Which Sectors Could Become Asset Allocation ‘Dark Horses’?
“The new market structure in 2026 is taking shape, and some previously underperforming sectors are expected to stand out and become ‘dark horses’ in asset allocation for the Year of the Horse,” Li Ershi says.
He notes that during the cross-year rally from late 2025 to early 2026, the market continues its previous strong structure—metals lead in commodities, while technology and resources sectors outperform in stocks. The core driver behind this is a “liquidity feast”: on one hand, the Federal Reserve released ample liquidity at the end of 2025; on the other, the RMB strengthened amid offshore capital settlement, jointly optimizing market liquidity and further boosting related sectors. It’s important to note that volatility in these strong sectors has begun to increase, and both stock and commodity markets are developing new structural features. Considering macroeconomic conditions and sector logic, Li Ershi believes the following three sectors may become ‘dark horses’ in asset allocation in the Year of the Horse.
First, the energy sector: in recent years, the gold-oil ratio has risen to high levels, indicating a need for adjustment, closely related to geopolitical developments. Under uncertain geopolitical and economic conditions, precious metal prices remain supported, and non-ferrous metals stay strong, but energy prices have been suppressed for a long time. Once geopolitical tensions shift, it could break the old market pattern and drive a recovery in the energy sector.
Second, the agricultural products sector: in recent years, ample supply has been a key reason for its weak performance. Currently, valuations are low, and there is a positive correlation with the energy sector. If the energy sector reverses, agricultural commodities could benefit. Additionally, geopolitical tensions may trigger fluctuations in grain prices, creating potential long opportunities.

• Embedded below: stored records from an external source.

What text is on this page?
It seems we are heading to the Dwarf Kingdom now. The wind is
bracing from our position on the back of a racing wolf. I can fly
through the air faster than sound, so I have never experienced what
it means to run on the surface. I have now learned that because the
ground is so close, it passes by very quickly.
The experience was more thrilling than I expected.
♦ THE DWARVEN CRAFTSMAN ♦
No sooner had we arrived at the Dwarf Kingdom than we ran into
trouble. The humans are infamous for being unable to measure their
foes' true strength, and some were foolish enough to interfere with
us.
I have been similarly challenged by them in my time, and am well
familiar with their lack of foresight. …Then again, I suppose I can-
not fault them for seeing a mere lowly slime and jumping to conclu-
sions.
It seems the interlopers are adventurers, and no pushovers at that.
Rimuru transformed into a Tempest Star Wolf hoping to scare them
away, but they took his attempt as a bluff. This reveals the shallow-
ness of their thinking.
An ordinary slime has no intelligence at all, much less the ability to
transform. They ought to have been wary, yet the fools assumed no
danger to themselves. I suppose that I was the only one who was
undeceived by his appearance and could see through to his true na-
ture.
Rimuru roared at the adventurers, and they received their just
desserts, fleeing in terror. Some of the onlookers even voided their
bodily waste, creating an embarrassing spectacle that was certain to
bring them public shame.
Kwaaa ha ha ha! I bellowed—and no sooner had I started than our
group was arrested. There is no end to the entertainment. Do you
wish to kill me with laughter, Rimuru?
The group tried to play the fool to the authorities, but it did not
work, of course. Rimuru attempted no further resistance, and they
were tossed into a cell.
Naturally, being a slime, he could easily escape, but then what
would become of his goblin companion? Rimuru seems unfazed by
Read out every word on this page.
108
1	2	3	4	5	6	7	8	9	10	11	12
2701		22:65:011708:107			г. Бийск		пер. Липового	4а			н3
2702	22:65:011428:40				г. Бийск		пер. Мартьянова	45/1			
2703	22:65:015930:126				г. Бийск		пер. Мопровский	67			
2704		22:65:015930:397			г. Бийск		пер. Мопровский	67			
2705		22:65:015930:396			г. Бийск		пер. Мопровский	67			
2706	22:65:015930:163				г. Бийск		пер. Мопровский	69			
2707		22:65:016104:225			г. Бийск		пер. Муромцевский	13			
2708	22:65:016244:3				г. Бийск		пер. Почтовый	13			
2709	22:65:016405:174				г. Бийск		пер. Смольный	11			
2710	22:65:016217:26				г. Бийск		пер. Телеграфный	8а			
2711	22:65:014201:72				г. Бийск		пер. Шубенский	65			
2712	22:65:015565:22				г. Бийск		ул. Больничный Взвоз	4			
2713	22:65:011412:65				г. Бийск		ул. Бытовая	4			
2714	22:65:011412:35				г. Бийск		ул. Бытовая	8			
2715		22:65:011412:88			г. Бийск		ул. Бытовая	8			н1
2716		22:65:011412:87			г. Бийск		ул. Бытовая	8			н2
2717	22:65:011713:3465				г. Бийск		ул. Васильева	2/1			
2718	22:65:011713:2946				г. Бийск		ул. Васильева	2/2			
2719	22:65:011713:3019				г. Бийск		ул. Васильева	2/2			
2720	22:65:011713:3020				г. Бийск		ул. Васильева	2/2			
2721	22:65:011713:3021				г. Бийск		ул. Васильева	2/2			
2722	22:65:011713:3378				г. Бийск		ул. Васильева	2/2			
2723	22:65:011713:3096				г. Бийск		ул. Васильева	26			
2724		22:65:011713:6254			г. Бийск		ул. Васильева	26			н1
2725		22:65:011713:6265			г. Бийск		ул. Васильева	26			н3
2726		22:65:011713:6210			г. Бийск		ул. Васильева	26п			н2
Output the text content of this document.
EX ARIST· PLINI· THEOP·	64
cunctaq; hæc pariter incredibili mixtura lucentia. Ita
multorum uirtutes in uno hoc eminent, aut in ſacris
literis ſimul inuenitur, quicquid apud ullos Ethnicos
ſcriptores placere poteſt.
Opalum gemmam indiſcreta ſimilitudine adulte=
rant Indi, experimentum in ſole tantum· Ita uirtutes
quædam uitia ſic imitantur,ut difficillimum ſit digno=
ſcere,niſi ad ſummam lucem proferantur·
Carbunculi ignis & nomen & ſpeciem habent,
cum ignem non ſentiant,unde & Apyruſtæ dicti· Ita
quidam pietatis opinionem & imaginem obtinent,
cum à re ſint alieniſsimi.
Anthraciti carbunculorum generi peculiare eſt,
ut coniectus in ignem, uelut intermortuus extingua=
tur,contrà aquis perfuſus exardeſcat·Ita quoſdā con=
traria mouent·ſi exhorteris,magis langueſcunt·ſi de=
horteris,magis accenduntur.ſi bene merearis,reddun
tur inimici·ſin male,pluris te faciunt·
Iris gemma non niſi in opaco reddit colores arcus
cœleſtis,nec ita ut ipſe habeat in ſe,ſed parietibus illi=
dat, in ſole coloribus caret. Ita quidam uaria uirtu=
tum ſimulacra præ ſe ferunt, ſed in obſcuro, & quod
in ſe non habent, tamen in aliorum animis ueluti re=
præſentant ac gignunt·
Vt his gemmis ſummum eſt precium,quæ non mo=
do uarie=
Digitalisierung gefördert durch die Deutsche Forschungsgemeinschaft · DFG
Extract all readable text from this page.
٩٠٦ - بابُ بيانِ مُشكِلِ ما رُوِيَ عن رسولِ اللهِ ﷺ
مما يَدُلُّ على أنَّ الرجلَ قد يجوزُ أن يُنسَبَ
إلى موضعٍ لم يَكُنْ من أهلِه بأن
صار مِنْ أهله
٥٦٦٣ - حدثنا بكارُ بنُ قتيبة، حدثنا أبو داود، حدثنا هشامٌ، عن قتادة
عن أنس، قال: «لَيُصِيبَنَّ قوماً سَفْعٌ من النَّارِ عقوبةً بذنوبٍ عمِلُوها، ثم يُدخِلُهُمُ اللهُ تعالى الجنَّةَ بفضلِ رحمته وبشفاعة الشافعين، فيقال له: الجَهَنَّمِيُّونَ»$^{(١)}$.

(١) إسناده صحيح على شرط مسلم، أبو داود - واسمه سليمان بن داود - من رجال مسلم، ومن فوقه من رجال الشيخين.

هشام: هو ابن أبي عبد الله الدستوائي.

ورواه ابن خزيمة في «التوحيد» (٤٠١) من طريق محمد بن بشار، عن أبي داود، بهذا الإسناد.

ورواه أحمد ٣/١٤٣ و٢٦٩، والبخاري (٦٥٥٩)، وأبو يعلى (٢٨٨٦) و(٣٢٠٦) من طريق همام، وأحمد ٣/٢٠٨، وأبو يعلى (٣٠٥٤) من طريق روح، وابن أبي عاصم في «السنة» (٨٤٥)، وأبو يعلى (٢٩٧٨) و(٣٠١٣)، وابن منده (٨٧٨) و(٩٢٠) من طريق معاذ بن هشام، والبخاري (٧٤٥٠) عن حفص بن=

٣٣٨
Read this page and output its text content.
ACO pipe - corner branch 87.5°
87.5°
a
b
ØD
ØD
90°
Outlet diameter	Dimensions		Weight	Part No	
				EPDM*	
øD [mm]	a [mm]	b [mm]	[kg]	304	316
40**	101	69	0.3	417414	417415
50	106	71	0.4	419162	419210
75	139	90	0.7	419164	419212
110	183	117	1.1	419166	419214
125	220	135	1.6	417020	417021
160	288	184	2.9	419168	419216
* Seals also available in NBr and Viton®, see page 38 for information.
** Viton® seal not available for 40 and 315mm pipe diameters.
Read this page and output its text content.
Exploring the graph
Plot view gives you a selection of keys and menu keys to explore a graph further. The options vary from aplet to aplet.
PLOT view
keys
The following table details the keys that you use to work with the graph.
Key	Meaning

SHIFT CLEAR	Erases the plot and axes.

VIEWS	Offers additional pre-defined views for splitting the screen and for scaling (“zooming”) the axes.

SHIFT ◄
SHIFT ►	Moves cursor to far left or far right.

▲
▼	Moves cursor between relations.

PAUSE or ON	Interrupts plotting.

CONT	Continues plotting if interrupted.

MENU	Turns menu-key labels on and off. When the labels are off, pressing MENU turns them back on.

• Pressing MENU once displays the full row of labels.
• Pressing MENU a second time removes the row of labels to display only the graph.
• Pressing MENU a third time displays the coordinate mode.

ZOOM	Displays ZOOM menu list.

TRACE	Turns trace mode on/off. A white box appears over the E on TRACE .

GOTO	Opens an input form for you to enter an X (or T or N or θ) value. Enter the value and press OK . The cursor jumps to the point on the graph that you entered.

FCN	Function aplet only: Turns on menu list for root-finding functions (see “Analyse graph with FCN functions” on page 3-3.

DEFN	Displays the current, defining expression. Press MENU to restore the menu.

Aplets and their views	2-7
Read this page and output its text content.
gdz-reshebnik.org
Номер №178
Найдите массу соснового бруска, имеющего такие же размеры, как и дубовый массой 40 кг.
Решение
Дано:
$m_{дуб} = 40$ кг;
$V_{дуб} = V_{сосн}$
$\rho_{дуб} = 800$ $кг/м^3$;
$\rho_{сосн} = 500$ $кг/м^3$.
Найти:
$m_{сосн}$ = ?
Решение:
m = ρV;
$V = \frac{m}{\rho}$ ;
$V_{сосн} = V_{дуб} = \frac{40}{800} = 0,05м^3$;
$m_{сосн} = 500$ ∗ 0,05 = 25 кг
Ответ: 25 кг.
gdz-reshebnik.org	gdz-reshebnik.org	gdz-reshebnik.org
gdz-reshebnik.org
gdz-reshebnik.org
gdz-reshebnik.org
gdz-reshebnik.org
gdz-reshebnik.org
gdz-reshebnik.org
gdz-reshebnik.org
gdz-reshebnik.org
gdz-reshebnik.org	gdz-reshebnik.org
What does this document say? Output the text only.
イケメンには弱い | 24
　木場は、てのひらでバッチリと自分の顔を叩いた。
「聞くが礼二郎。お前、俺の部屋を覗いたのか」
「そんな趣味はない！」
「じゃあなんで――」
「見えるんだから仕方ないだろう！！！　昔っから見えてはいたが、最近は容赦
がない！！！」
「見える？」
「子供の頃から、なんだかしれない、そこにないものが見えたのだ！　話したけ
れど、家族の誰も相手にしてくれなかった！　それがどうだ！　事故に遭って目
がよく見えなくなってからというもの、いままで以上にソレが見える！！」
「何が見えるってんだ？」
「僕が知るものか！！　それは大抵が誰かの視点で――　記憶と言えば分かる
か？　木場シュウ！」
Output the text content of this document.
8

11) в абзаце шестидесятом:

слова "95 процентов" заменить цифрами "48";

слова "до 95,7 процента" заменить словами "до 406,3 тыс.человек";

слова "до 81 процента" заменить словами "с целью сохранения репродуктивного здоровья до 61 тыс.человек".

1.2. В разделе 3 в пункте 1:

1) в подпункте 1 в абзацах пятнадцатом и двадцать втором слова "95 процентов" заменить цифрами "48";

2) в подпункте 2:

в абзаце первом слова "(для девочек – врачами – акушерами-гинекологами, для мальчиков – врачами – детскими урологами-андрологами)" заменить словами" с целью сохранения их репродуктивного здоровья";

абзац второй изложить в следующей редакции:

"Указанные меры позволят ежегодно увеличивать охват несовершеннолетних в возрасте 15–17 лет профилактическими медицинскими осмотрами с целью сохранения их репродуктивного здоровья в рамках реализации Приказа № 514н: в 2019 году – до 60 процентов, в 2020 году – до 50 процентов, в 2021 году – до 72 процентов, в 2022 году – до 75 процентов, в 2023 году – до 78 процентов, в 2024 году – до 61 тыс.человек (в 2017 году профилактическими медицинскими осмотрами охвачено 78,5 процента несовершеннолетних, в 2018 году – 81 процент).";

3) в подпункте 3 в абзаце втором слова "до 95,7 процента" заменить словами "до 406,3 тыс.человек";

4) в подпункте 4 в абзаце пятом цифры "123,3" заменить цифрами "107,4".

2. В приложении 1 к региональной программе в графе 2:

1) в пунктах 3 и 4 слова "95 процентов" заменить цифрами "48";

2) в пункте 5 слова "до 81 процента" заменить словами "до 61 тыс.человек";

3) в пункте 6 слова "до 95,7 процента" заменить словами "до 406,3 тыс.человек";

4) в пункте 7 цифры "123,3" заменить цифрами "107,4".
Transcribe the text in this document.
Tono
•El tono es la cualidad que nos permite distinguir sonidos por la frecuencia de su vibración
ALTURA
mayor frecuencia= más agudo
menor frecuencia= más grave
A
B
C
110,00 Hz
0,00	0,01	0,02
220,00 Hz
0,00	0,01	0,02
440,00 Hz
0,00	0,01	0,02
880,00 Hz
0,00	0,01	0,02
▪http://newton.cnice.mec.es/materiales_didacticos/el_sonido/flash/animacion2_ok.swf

Third, the black metals sector: affected by the downturn in real estate and construction industries over the past few years, this sector has been weak. If future domestic economic policies focus on “expanding domestic demand,” and substantial changes occur, the real estate and construction sectors may see new growth opportunities, allowing the black metals sector to break through based on potential expectations.
“From an inflation perspective, macro price indices have remained low. The ‘dark horse’ sectors in 2026 will fundamentally need to be identified from the core chains driving PPI and CPI,” Li Ershi states.
Traders in 2026 should optimize their allocation strategies. For different groups, Li Ershi offers targeted advice: high-net-worth traders who can tolerate high volatility and hold multiple asset classes should shift from concentrated to diversified and balanced portfolios, controlling risks while sharing the benefits of market expansion; for the general traders, given the high valuation margins in the market, it’s advisable to avoid chasing hot assets at high levels and to remain patient with assets that have safety margins, waiting for driving factors to emerge.